I've previously discussed the importance of keeping the body weight in the center of the foot for maintaining proper body alignment and balance. I was concentrating on this principle the other day while doing the form and noticed that when in the bow stance, the weight in my back foot was mostly concentrated in the heel of my foot.

After thinking on this for a while, I realized the problem arose from the stance. In the bow stance, as taught by TToPA, the back foot forms about an 80 degree angle with the front foot (other styles go with 45 degrees but the issue is the same). Since the front foot is pointing forward, it is easy to shift the weight along that line and keep it in the middle of the foot. With the back foot, the middle of the foot is off to the side so it is easy to just let the weight follow the line of the leg and end in the heel. In order to get the weight to the center of the foot, you have to open the hip of the back leg so that the back knee can also move in line with the foot (i.e. knee towards big toe) - then you can shift your weight to the center of the foot without torquing the knee.
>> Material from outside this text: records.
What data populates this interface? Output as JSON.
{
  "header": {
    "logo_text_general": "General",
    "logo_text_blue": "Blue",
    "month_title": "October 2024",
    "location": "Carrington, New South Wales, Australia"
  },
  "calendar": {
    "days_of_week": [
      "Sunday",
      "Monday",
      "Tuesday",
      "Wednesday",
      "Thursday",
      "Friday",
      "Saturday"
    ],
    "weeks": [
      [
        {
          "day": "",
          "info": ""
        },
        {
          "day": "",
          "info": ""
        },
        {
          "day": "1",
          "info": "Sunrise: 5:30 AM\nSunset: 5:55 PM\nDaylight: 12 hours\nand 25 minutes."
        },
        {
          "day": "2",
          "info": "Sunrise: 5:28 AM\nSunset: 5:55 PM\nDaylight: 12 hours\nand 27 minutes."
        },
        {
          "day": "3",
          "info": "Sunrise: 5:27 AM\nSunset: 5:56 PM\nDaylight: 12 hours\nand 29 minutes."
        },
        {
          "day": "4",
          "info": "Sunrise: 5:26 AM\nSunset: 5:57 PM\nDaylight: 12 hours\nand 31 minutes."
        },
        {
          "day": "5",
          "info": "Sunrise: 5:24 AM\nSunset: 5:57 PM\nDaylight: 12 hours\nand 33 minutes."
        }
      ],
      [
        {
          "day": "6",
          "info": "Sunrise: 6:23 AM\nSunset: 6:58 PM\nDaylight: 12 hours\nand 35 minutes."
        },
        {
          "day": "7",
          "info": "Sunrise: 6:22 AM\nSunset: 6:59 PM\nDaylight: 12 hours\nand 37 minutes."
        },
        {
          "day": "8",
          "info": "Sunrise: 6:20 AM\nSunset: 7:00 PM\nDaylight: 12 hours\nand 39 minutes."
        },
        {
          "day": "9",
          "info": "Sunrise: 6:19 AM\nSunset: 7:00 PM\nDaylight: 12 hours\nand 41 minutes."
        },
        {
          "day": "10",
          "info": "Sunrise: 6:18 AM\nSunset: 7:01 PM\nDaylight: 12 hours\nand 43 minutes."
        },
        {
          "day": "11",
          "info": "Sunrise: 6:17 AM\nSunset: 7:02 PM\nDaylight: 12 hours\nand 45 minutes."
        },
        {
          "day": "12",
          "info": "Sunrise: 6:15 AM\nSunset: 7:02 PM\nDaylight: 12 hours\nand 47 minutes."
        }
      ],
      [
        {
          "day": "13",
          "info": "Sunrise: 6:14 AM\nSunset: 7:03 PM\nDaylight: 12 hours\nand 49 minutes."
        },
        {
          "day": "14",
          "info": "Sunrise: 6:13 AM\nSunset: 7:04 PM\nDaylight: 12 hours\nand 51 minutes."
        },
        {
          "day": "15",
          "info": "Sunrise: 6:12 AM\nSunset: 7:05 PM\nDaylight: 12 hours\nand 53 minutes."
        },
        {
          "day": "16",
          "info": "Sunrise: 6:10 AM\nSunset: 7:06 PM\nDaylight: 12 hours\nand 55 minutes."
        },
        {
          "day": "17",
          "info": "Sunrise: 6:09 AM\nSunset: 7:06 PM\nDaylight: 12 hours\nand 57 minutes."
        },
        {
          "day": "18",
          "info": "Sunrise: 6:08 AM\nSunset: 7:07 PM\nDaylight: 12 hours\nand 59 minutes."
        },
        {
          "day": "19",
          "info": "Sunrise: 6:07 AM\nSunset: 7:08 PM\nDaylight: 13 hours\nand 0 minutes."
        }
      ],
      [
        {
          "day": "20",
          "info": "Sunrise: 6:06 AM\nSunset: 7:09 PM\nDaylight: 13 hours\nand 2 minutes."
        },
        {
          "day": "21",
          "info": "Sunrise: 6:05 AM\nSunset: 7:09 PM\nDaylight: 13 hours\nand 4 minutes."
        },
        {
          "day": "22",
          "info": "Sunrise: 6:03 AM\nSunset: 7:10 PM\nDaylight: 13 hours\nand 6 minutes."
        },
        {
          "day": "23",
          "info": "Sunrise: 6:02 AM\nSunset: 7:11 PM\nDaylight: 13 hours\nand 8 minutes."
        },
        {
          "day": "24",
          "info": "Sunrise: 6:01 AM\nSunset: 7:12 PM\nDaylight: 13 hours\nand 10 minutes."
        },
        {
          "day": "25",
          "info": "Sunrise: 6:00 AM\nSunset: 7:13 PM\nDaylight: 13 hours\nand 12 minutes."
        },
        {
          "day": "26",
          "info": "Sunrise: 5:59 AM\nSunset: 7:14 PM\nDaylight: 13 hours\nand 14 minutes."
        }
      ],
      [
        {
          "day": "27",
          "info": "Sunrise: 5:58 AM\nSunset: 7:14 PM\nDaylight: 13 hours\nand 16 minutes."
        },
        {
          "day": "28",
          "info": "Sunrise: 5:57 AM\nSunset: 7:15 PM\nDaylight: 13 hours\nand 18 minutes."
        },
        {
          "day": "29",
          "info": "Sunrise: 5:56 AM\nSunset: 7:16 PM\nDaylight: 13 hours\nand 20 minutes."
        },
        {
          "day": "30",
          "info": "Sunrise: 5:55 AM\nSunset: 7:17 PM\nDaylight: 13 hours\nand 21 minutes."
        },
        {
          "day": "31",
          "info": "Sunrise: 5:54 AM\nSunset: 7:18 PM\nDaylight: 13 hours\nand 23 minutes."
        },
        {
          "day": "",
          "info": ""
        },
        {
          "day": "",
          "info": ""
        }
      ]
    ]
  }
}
Once I made this correction, I noticed that keeping the weight in the center of the rear foot resulted in keeping the whole foot connecting to the ground - i.e. the weight is absorbed by the whole foot not just the center. I further noticed that this same principle applies to the front foot as well. The result is that while the weight is still directed to the center of the foot (i.e. 'the bubbling well'), it can be distributed across the entire foot, which makes the whole foot the contact point and the stance more stable.

Not that I should be surprised by this - in ILC, one of the basic tenets is that of '9 solid 1 empty', which is all about keeping the entire foot connected to the ground. In Taiji, it is less actively done than in ILC but it is the same principle.